This repository provides a collection of guides and examples for Google's Gemma family of open AI models, targeting developers and researchers. It aims to simplify the adoption and utilization of Gemma models for various text and vision-based AI tasks, offering practical implementations and use cases.
How It Works
The cookbook offers a structured approach to interacting with Gemma models, providing runnable notebooks that demonstrate specific functionalities. It covers a range of Gemma variants, including those for coding (CodeGemma), vision-language tasks (PaliGemma), and safety evaluation (ShieldGemma), showcasing their capabilities through practical code examples.
Quick Start & Requirements
- Installation typically involves cloning the repository and running provided notebooks, often requiring Python environments with libraries like TensorFlow or PyTorch.
- Specific model weights and potential hardware acceleration (e.g., GPUs) may be necessary depending on the notebook's complexity.
- Refer to individual notebook instructions for precise dependencies and setup.
- Gemma Models on Hugging Face
- Gemma on Kaggle
- Gemma on Google Cloud Vertex AI
Highlighted Details
- Comprehensive coverage of Gemma model variants: Gemma, CodeGemma, PaliGemma, RecurrentGemma, ShieldGemma, DataGemma.
- Notebooks demonstrating end-to-end use cases and integration with Google Cloud Platform.
- Examples for both text generation and vision-language tasks.
- Community support via developer forums and GitHub issues for questions and feature requests.
Maintenance & Community
- Actively maintained by Google, with contributions welcomed from the community.
- Community engagement channels include a developer forum and GitHub issues.

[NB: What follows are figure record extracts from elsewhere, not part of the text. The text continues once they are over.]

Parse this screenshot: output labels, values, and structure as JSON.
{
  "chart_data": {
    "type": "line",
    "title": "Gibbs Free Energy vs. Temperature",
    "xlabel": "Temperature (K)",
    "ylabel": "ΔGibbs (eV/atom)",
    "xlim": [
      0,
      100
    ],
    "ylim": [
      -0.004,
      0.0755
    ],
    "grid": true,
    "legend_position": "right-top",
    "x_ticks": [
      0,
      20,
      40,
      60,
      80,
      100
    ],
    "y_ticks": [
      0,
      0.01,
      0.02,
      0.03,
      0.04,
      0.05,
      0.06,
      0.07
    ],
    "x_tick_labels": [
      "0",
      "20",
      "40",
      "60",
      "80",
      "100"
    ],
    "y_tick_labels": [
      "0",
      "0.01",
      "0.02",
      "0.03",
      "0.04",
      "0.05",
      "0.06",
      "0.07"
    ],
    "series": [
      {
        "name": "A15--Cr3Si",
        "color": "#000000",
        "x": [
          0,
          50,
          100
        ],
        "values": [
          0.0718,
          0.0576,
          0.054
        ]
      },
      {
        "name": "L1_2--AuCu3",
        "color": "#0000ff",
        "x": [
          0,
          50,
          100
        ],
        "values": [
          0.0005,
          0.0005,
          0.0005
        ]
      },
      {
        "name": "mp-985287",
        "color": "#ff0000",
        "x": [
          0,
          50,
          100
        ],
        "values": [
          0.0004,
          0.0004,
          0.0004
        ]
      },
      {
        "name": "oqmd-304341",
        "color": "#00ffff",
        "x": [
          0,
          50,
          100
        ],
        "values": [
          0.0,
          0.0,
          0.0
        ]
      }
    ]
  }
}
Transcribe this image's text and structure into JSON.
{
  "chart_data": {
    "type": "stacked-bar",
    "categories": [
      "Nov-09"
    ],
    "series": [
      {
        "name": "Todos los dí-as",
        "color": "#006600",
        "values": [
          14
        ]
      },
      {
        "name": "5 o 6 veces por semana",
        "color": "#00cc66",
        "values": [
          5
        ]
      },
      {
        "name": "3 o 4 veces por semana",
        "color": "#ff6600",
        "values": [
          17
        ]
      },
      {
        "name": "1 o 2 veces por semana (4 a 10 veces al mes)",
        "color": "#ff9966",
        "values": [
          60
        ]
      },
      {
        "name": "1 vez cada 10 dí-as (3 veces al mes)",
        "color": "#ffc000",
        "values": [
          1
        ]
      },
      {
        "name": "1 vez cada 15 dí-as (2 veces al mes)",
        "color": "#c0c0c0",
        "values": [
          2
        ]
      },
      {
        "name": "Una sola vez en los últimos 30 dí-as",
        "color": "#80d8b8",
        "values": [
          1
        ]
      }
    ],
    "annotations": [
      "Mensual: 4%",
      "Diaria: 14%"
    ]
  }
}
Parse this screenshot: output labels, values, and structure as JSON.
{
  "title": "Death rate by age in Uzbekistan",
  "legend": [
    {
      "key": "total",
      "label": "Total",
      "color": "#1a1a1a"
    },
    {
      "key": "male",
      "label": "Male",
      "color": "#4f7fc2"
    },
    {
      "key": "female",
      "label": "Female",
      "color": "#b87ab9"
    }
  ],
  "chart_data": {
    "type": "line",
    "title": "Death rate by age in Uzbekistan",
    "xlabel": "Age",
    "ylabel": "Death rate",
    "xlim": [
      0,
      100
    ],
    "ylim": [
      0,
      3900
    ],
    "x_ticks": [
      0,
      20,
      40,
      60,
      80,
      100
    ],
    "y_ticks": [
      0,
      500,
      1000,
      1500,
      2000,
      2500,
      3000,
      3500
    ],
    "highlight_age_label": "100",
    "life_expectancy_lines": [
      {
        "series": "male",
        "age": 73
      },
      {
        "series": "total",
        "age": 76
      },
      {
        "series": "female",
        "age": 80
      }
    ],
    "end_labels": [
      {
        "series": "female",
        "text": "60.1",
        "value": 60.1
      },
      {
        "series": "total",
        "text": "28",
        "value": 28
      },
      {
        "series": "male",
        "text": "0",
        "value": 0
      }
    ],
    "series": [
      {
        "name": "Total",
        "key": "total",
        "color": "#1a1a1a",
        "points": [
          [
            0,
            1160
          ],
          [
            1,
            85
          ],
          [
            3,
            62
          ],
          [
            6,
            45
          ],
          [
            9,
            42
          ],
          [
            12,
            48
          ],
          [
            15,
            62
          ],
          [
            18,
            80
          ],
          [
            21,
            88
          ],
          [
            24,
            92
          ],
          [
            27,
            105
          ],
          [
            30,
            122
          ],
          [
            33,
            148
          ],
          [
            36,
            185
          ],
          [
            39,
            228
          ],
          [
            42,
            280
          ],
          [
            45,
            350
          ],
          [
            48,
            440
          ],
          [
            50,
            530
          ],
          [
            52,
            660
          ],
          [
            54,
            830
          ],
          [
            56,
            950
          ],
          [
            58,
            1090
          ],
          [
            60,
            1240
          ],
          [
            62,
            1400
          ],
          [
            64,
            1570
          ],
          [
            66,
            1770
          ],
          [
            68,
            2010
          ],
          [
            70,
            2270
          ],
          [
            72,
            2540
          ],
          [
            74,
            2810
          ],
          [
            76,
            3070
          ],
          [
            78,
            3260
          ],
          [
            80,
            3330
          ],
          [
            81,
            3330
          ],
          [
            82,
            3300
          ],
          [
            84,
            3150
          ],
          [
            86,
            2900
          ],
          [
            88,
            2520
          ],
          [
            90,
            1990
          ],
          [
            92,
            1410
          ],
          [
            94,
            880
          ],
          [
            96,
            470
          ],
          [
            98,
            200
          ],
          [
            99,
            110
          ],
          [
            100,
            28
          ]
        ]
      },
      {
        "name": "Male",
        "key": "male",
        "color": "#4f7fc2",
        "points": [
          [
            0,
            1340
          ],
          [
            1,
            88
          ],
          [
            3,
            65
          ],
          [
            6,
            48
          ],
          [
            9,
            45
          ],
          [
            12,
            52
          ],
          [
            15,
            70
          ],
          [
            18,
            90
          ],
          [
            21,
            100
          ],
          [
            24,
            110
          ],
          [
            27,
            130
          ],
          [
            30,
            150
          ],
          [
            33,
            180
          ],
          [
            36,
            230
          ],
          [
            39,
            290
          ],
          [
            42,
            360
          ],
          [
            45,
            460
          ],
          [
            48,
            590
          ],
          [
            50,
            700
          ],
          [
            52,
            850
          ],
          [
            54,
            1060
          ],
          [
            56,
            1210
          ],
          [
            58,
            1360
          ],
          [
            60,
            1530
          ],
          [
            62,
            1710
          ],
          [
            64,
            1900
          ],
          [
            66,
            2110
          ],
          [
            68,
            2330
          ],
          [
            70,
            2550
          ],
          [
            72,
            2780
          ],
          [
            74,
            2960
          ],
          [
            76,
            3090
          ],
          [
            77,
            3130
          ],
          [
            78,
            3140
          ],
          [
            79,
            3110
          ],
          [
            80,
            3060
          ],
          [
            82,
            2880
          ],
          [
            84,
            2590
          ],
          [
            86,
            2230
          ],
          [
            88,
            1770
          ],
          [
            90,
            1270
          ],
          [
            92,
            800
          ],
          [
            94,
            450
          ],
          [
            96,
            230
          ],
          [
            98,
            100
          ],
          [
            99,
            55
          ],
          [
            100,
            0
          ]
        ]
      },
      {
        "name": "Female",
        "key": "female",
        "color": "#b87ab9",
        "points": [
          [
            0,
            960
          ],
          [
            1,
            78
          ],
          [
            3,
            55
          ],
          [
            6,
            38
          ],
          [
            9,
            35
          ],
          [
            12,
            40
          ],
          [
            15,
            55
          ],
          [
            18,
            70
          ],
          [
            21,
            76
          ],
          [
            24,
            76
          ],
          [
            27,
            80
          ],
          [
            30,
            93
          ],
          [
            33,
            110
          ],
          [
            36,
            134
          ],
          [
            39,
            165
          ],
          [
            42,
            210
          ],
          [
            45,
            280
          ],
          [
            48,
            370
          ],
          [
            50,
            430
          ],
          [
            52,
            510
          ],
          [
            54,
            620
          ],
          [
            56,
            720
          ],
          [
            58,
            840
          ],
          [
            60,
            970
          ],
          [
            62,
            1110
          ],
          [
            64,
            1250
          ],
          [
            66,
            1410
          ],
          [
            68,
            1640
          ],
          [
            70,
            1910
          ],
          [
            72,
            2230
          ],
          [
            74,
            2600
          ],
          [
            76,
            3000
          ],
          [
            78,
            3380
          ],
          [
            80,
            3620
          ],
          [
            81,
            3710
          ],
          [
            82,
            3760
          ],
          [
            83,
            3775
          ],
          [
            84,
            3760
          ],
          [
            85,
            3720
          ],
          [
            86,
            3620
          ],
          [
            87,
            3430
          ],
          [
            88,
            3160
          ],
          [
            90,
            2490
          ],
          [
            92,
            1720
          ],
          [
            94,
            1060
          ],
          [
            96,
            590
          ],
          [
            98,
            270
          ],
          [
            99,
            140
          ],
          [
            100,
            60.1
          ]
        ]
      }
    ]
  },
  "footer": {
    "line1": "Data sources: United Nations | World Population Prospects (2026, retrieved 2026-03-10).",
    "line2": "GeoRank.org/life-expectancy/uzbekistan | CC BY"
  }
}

- Roadmap and contribution guidelines are available within the repository.
Licensing & Compatibility
- The Gemma models themselves are subject to their own terms of service and licenses, which are generally permissive for research and commercial use but may have specific restrictions.
- The cookbook code is typically provided under a permissive license (e.g., Apache 2.0), allowing broad usage and modification.
Limitations & Caveats
- The effectiveness and resource requirements of the examples are dependent on the specific Gemma model version used and the underlying hardware.
- Some advanced use cases or larger models may necessitate significant computational resources, including powerful GPUs.